Лёшка не выдержал! Я спиной ощутила как он замер в напряжении, как двигается ближе, как борется с собой, не выдерживает и протягивает руку. Я победила! Эта победа будет покруче той, что одержал он! Мне бы сейчас встать и, не оборачиваясь, гордо зашагать прочь. Но эти легкие, невесомые мурашки огромной тяжестью ложатся мне на плечи и уносят с собой в макушку всю мою волю, отчего мои руки и ноги становятся совершенно немыми. Я не двигаюсь и более того, точно так же как Лёшка замираю от напряжения. А он перебирает дрожащими своими пальцами мои распущенные волосы, гладит их, отводит с лица упавшие пряди. Я не смотрю на него, я не могу, я смотрю в песок. Тогда он берет мое лицо в свои ладони и поднимает его к себе. У него шершавые теплые ладони, о которые хочется потереться щекой. Но я не могу. Я вообще ничего не могу. Лёшка тянется и целует меня, горячими влажными нежными губами, отодвигается и, не выпуская моего лица, смотрит мне в глаза. И в его глазах я вижу все сокровища моего изумрудного дворца, все сбывшиеся мечты и я сама, САМА его целую. Я не могу от него оторваться, мне так страшно, что сейчас он выпустит мое лицо, и всё разом кончится. Я совсем оглушена этим новым ощущением другого человека.
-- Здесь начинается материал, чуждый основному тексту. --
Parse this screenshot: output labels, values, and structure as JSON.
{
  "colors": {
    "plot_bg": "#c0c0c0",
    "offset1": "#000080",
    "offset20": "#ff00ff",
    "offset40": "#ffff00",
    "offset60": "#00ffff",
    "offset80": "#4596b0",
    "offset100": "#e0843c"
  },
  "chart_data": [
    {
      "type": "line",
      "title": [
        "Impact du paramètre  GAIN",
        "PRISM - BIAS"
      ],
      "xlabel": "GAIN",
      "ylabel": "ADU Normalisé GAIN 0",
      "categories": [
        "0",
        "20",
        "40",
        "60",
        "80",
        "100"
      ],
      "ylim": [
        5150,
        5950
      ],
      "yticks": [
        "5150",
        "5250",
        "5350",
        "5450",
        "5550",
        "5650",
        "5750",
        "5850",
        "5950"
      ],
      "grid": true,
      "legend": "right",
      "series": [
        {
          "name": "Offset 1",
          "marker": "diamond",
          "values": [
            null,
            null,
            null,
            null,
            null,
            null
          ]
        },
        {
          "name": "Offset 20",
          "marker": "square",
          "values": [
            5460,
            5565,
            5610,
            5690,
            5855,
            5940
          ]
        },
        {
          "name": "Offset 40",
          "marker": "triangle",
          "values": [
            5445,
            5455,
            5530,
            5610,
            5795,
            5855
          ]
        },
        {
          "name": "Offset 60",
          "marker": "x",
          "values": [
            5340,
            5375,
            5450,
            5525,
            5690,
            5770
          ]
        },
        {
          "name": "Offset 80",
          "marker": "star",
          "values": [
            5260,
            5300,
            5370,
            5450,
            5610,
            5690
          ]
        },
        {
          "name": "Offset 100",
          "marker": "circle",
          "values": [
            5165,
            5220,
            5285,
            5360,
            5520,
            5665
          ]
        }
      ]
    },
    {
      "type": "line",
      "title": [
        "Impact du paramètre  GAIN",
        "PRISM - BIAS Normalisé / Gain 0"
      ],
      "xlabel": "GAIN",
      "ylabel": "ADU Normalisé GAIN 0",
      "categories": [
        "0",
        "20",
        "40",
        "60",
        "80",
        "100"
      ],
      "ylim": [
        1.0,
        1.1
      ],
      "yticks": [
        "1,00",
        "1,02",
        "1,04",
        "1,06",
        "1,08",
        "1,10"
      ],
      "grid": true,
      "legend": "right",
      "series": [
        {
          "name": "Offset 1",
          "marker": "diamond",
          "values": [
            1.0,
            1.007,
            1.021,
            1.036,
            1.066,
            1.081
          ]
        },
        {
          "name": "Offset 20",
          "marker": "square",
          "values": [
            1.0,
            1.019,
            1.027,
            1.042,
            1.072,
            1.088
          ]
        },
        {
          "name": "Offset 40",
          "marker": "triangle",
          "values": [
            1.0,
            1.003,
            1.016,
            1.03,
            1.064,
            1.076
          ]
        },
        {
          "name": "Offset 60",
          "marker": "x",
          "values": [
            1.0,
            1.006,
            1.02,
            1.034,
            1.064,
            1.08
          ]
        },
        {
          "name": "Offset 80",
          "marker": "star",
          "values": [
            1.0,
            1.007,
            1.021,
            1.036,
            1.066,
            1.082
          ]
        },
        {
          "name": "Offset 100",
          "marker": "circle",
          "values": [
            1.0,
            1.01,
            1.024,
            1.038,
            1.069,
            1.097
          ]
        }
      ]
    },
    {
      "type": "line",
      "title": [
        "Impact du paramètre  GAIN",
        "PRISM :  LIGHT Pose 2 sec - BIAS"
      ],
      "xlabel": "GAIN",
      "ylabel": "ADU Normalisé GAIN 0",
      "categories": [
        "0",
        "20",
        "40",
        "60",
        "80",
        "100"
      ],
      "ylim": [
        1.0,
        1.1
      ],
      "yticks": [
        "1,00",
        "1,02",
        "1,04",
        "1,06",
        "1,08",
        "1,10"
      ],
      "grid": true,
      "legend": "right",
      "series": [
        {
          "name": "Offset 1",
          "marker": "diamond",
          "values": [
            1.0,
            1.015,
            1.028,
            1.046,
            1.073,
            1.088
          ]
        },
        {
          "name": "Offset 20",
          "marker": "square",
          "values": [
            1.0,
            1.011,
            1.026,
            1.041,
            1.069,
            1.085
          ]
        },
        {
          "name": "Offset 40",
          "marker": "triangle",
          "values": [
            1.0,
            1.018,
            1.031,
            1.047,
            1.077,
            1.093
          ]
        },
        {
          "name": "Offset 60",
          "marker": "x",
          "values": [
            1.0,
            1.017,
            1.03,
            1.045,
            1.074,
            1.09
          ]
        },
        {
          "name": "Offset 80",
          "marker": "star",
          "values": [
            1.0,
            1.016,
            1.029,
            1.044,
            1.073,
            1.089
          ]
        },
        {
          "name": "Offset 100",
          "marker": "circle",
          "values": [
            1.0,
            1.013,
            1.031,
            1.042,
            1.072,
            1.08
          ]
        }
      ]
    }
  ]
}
Домой возвращались молча. Возле подъезда баба Люба открыла было рот, чтобы по привычке проворчать что-нибудь, но, посмотрев на нас, молча закрыла его и почтительно подогнула ноги давая нам дорогу.
- Приходи завтра с великом - научишь меня кататься, - предлагаю я Лёшке.
Почему-то теперь для меня совершенно не имеет значения, придет ли он с великом или без. Я готова весь день смотреть, как он носится по двору, ничего не требуя и не чувствуя обиды.
- А хочешь, я его брату отдам? - видно и для Лёшки это теперь было все равно.
У нас обоих появилось нечто большее. Нечто более важное, ради которого мы готовы были добровольно сдать все свои позиции и при этом чувствовать себя победителями. Отдать другому и быть от этого ужасно счастливыми.
Вечернее ласковое солнце все еще нежно гладит нас своими золотисто-розовыми лучами. Мне тепло под ними, но еще теплее мне от ощущения влажного следа оставшегося на моих щеках после Лёшкиных шершавых ладоней.